SA Innovation Summit to host Swiss-South African Pitch Battle
The challenges of social distancing provided the summit an opportunity to cater to a bigger global audience and the event plans to leverage on the benefits of going digital.
The SA Innovation Summit is a major public gathering on the South African calendar, showcasing, connecting, capacitating, and originating the best start-up talent from Africa to the world. It has done so for 13 years and made billions of Rands worth of deals possible for African entrepreneurs.
How the contest will work
Ten Swiss and 10 South African start-ups will compete against each other in front of a global audience and investors to gain exposure in the South African market.
Twenty teams will be divided into four groups of five. Finalists will be narrowed down to one finalist from each group who will move on to a Q&A session in round two, where only two finalists will be chosen to move on to round three. The remaining two finalists will battle it out for their respective country with a one-minute pitch.
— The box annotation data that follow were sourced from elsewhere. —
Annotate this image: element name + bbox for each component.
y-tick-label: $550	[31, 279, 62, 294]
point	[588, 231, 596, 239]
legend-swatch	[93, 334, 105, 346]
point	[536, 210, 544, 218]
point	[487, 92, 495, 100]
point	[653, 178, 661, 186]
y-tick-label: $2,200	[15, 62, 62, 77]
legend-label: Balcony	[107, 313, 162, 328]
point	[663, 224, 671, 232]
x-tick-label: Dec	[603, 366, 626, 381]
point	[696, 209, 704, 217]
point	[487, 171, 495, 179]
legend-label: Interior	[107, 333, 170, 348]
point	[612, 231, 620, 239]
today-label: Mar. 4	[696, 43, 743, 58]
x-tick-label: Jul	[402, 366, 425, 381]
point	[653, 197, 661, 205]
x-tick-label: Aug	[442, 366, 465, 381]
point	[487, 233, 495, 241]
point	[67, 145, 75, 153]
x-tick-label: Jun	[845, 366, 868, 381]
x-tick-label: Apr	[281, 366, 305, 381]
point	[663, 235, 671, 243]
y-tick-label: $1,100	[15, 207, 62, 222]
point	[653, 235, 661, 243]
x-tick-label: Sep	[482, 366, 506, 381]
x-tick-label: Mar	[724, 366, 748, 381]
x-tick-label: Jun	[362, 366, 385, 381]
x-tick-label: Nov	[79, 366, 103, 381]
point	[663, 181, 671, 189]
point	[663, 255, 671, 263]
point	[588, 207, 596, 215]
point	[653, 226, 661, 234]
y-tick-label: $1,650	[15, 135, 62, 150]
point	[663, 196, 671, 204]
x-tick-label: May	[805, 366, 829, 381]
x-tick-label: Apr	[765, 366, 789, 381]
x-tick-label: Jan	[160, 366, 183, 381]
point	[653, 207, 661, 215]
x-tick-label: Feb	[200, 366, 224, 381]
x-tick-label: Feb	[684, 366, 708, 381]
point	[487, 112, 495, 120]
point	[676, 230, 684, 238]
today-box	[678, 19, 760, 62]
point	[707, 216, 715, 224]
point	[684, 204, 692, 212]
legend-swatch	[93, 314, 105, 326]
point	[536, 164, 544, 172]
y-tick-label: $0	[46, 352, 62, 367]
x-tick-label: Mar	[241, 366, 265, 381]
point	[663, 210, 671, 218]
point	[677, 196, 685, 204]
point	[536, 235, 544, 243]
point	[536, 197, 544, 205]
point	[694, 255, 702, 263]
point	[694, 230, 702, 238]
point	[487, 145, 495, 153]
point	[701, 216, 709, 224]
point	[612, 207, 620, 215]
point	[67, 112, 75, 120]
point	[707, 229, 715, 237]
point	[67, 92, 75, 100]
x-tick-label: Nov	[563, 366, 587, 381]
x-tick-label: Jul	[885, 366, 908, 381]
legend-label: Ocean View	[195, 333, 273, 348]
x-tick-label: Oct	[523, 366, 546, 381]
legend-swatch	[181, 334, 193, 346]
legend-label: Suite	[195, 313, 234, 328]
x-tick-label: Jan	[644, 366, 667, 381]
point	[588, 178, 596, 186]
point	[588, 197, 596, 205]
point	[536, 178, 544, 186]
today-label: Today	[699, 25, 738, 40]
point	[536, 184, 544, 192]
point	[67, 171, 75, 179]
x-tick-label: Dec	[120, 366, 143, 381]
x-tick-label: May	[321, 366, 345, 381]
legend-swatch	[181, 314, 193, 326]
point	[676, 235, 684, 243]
All 20 start-ups will be loaded onto a gamification app called Pre. Attendees will invest PreMoney (mock-money) into the start-ups and give them valuable, real-time feedback as the pitch battle unfolds. The final champion will then be decided by public votes and investments on the Pre app.
Partnerships formed to make contest possible
Audrey Verhaeghe, chairperson of the SA Innovation Summit, says: “Let the battle begin. Going digital has enabled many new possibilities.”
This is all made possible through the partnership between the SA Innovation Summit, the Technology and Innovation Agency (Tia), the University of Basel, and Venture Labs as part of the Swiss South African Business Development Programme.
Tia is a national public entity that serves as the key institutional intervention to bridge the innovation chasm between research and development from higher education institutions, science councils, public entities, and the private sector, and commercialisation.
For the past nine years, and in partnership with the University of Basel and the Swiss Embassy in South Africa, the Swiss South Africa Joint Research Programme has supported hundreds of entrepreneurs and innovators to progress the business and market readiness levels of their projects.
“The Swiss South Africa Business Development Programme allowed us the opportunity to restructure our business and to articulate our value proposition. The participation and mileage received from the PitchFest enabled us to attract funding from Tia and other institutions. We are still realising the benefits from our participation,” shares Bandile Dlabantu of Khepri Innovations.
The Swiss Embassy and its partners are embracing digital platforms such as the SAIS2020 Virtual365 Edition to build on ten years of entrepreneurial and innovation collaboration between Switzerland and South Africa.